Un’indagine condotta dal sito Immobiliare.it rivela che oltre la metà degli annunci di vendita o di affitto non riporta, come previsto dalle norme nazionali e comunitarie, l’indicazione della classe di efficienza energetica. Anche per questo l’Italia è sotto procedura di infrazione da parte dell’Ue: restano 2 mesi di tempo per rimediare, dopodiché il nostro Paese rischia pesanti sanzioni da parte della Corte di giustizia europea
Poco più del 50% degli immobili italiani presenti sul mercato è regolarmente provvisto del necessario Attestato di certificazione energetica. È il dato che emerge da un’indagine condotta dal sito Immobiliare.it, secondo la quale solo nel 53% degli annunci di vendita è indicata la classe di efficienza dell’appartamento o dell’edificio in questione. Una percentuale che scende ad appena il 37% per gli annunci di case in affitto.
Eppure, la normativa nazionale è chiara: da oltre un anno, il 1 gennaio 2012, è entrato in vigore l’obbligo di indicare la certificazione energetica negli annunci immobiliari di vendita e locazione. Una misura introdotta, da una parte, per tutelare acquirenti e affittuari, permettendo loro di conoscere la prestazione della casa in termini di efficienza, e dall’altra per incentivare la riqualificazione energetica del parco immobiliare nazionale, dal momento che un buon grado di isolamento termico e di efficienza in generale non può che incidere favorevolmente sul valore dell’edificio.
Eppure, degli oltre 60.000 annunci privati esaminati da Immobiliare.it, solo l’11% ha una certificazione valida. Va decisamente meglio quando entrano in gioco degli intermediari: la percentuale degli avvisi in regola sale infatti al 46% per gli annunci gestiti da agenzie immobiliari indipendenti e al 58% in caso di coinvolgimento di grandi gruppi immobiliari. Quando a proporre l’acquisto o l’affitto sono direttamente i costruttori, poi, l’Attestato di certificazione energetica è presente addirittura nel 97% degli annunci.
Il problema principale, secondo gli addetti ai lavori, è che in molti casi si continua a ricorrere all’autocertificazione in classe G, nonostante questa consuetudine tutta italiana abbia portato all’apertura di una procedura di infrazione da parte dell’Ue ai danni del nostro paese e sia stata successivamente vietata dal Decreto del Ministero dello Sviluppo economico 22 novembre 2012 (pubblicato in Gazzetta ufficiale a dicembre). In pratica, per sottrarsi all’obbligo di far redigere la perizia da un tecnico abilitato, molti proprietari continuano ad attribuire al proprio immobile la classe energetica peggiore (la G, appunto), impedendo di fatto al potenziale acquirente/locatario di conoscere il reale grado di efficienza dell’appartamento o dell’edificio in questione. «Per evitare i costi della perizia, sovente si ricorre ad un’autocertificazione in classe G, pratica peraltro non legalmente valida né consentita, con l’intento di classificare realmente l’immobile solo all’atto del rogito – spiega Carlo Giordano, amministratore delegato di Immobiliare.it – Questo è espressione di una forte resistenza da parte dei proprietari che, scoraggiati dai lunghi tempi di vendita, sono disposti a spendere solo dopo aver trovato l’acquirente».

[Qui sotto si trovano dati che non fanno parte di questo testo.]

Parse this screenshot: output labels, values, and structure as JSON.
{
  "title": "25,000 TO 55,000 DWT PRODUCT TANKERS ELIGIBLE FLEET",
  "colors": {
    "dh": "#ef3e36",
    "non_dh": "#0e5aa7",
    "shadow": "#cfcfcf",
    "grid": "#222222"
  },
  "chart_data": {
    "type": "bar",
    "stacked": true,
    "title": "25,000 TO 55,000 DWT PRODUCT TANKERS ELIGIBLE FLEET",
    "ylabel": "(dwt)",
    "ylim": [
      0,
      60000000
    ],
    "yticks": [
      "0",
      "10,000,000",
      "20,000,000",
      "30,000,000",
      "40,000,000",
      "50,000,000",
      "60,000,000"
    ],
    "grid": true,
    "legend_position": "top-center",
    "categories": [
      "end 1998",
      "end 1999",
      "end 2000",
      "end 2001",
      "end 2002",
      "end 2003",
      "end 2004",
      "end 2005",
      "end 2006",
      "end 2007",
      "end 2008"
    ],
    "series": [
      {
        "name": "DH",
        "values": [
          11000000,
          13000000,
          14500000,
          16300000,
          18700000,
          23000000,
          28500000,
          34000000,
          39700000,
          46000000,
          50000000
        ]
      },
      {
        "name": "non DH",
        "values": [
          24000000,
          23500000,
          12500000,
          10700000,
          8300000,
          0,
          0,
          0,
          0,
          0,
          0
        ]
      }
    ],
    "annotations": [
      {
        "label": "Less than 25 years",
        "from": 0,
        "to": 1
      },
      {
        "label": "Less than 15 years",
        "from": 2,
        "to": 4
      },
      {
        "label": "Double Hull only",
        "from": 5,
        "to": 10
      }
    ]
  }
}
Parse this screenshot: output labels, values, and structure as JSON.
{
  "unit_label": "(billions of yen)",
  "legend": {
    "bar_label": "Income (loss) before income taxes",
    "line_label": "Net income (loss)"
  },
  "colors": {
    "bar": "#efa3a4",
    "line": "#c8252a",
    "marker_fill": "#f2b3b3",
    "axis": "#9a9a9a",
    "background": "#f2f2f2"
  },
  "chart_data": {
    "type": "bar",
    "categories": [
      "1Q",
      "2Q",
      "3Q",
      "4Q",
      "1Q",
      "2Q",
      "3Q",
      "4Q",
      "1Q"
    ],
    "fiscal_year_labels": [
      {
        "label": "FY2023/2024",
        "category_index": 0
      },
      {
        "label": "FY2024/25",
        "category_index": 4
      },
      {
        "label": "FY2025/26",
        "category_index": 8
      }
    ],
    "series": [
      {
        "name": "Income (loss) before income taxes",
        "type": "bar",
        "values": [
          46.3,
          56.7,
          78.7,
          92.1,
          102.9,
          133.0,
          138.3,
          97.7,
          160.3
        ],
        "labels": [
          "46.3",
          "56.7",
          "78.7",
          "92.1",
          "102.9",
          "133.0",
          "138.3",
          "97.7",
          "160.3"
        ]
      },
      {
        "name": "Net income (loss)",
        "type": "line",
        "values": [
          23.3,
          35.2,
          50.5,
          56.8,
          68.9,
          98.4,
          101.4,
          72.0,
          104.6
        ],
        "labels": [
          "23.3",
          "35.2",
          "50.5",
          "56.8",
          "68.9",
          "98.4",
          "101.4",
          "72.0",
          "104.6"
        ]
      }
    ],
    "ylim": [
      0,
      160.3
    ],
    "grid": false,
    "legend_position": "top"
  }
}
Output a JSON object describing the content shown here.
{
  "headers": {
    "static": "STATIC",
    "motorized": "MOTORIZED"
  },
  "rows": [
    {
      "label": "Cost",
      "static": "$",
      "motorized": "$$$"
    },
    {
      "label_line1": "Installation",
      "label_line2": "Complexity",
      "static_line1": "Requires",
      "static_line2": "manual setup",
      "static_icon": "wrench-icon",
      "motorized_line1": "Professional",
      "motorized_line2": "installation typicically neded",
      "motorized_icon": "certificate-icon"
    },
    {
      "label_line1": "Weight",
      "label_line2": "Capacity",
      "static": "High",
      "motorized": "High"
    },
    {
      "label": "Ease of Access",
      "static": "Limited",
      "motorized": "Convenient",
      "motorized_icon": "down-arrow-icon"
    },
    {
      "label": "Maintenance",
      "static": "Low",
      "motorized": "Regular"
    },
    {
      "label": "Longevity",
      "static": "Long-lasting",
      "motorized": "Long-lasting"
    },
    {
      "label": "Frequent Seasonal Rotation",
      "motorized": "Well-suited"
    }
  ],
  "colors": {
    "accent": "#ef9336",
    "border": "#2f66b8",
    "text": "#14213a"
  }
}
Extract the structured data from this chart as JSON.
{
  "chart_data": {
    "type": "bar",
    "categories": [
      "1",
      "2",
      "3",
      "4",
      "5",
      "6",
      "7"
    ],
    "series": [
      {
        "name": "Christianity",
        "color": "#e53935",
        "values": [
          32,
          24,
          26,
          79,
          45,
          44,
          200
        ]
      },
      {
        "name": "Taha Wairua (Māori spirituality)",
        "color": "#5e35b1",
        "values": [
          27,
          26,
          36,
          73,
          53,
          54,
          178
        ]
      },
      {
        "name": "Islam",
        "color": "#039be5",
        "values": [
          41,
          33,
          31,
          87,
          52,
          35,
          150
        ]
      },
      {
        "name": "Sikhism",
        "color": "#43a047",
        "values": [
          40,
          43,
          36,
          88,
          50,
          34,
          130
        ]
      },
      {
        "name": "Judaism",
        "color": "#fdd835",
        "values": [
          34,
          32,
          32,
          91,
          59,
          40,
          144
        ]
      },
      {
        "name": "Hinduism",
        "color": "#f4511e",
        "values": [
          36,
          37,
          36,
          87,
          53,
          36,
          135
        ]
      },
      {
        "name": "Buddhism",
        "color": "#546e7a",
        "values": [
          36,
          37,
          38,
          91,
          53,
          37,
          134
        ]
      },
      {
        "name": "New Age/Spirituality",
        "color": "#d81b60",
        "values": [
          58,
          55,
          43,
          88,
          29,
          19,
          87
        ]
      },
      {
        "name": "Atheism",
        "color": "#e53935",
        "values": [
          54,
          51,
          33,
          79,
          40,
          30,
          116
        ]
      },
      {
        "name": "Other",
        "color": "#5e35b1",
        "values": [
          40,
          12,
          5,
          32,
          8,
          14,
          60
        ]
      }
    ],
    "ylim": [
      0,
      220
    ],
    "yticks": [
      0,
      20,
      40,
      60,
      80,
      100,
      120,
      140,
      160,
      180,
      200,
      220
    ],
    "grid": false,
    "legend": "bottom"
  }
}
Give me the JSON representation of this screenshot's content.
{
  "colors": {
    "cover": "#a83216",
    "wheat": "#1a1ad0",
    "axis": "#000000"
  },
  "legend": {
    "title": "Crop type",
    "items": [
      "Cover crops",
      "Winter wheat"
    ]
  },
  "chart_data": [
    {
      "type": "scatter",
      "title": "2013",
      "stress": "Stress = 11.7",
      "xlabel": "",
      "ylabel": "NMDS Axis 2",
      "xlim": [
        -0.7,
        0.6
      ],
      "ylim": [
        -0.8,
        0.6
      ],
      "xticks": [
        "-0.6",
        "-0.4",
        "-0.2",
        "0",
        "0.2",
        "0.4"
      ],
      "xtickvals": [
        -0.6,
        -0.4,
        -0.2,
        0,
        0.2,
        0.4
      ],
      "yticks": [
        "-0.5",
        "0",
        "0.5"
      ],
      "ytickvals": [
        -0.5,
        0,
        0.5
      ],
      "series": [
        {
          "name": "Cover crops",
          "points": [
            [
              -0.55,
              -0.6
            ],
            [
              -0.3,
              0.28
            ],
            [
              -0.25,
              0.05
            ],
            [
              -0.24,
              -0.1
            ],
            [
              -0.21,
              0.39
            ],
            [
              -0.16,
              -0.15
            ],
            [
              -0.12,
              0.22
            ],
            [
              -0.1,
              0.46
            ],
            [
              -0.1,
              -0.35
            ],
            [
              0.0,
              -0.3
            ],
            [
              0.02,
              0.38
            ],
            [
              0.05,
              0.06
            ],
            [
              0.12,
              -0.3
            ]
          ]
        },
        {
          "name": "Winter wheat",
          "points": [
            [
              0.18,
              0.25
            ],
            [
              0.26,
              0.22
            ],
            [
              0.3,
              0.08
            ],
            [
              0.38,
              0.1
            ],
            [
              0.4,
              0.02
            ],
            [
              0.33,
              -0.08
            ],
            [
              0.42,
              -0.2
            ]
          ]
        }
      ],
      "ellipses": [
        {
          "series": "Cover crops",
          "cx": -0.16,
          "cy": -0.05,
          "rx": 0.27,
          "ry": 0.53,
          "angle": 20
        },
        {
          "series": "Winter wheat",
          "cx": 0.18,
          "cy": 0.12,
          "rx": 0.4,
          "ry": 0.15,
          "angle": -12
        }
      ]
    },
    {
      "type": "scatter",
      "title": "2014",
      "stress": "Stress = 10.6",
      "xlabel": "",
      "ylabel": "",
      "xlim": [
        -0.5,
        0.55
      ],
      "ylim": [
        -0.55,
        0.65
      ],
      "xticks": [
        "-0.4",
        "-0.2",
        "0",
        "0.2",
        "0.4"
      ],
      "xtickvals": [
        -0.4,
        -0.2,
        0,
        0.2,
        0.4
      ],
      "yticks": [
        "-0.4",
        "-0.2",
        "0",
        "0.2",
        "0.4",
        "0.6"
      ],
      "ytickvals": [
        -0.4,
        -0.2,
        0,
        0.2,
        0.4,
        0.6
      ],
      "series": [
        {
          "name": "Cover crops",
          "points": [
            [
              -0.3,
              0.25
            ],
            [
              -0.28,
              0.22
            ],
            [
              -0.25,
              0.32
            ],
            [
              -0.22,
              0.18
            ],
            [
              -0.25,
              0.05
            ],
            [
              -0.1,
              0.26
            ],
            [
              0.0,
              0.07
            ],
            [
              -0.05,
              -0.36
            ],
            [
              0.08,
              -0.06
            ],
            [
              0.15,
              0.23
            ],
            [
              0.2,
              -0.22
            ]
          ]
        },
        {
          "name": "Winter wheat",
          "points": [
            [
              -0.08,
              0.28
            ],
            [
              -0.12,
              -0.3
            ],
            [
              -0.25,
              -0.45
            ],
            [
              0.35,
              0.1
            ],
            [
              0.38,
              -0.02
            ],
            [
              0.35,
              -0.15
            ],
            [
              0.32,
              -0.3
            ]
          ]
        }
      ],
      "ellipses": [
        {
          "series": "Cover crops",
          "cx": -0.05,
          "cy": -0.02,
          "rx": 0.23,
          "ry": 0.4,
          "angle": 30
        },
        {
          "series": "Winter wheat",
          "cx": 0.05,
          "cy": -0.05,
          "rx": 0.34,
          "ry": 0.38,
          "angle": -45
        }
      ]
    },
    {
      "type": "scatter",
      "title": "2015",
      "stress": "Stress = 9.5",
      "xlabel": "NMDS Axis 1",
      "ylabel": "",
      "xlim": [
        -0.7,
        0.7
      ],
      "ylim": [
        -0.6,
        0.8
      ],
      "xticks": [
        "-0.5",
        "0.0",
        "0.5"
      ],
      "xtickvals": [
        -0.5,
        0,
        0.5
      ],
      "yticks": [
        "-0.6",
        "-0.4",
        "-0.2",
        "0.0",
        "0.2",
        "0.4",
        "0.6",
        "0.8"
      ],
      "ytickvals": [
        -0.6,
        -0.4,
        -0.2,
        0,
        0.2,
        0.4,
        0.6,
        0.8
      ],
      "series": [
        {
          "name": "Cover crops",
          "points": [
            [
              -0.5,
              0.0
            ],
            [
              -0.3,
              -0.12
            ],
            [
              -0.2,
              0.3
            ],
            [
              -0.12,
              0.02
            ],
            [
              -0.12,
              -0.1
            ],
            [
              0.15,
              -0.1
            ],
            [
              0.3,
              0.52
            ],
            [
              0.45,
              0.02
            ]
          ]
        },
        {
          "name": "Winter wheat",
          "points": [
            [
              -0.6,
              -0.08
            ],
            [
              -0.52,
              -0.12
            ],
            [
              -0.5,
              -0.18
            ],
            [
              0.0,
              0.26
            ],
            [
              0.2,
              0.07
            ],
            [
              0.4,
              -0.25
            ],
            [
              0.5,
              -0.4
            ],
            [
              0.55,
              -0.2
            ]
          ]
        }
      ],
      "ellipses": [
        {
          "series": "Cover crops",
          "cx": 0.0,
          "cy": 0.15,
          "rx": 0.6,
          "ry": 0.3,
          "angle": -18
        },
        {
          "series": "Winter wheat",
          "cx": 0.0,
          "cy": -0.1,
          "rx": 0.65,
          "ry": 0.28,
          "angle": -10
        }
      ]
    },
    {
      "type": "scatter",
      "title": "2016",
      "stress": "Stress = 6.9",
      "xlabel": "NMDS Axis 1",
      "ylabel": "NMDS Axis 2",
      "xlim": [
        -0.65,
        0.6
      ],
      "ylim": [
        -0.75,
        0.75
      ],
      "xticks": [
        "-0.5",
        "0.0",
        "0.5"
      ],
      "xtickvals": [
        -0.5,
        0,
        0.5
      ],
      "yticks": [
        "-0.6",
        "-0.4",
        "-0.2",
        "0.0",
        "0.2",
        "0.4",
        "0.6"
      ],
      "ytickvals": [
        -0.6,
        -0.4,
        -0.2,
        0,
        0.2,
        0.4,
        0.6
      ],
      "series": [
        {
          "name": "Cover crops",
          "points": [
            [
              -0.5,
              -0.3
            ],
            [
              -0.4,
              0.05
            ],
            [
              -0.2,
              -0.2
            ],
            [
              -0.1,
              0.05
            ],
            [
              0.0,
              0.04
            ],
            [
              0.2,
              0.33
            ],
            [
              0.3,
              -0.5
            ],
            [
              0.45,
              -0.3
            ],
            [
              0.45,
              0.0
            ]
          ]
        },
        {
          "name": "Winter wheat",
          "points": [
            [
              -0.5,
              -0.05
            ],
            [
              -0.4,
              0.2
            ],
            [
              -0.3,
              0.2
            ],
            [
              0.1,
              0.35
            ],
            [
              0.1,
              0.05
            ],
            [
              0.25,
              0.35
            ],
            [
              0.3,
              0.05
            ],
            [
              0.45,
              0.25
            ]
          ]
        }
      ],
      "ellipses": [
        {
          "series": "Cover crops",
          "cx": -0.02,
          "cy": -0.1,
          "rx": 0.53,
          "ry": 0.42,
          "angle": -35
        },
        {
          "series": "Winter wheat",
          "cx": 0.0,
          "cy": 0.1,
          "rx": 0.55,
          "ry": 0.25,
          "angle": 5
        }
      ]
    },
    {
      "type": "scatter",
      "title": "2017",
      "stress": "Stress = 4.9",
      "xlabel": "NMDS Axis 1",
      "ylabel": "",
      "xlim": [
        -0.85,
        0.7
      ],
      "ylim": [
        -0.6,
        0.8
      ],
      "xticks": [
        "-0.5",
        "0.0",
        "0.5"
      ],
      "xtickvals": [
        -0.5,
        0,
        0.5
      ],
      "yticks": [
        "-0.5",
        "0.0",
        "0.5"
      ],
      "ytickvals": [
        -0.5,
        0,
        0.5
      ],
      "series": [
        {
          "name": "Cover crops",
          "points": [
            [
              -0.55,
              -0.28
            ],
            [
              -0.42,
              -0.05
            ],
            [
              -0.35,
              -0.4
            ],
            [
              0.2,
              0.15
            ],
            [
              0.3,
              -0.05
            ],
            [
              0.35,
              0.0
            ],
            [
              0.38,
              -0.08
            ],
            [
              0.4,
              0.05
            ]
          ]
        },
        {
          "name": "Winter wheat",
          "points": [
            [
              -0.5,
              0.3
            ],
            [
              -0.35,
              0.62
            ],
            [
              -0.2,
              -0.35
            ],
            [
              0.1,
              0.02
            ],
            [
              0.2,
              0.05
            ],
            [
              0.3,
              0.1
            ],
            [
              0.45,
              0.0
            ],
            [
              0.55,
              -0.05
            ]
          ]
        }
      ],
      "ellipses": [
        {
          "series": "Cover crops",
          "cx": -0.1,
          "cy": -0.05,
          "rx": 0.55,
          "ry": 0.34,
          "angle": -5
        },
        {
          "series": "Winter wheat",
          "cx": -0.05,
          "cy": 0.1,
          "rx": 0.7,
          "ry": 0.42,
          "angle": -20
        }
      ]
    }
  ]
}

Una situazione che rischia di esporre l’Italia a nuove sanzioni da parte dell’Europa. La Commissione, tra l’altro, ha appena inviato al nostro paese, insieme a Bulgaria, Grecia e Portogallo, i pareri motivati relativi alla procedura di infrazione aperta per la mancata ottemperanza alla Direttiva 2010/31/Ue sull’efficienza energetica degli edifici. La direttiva, in particolare, prevede che i governi nazionali stabiliscano e facciano applicare dei requisiti minimi di efficienza per gli edifici nuovi e quelli già esistenti, organizzino un sistema di regolari ispezioni agli impianti di riscaldamento e climatizzazione e garantiscano la certificazione della classe di efficienza energetica degli edifici. Prescrizioni che l’Italia e gli altri stati membri sotto infrazione non hanno rispettato. La procedura riguarda inoltre l’obbligo che entro il 2021, tutti i nuovi edifici rientrino nella categoria dei cosiddetti “edifici a energia quasi zero”. Ora il nostro paese ha due mesi di tempo per mettersi in regola, altrimenti l’Italia sarà deferita dinanzi alla Corte di giustizia europea, che potrebbe comminarci pesanti sanzioni economiche.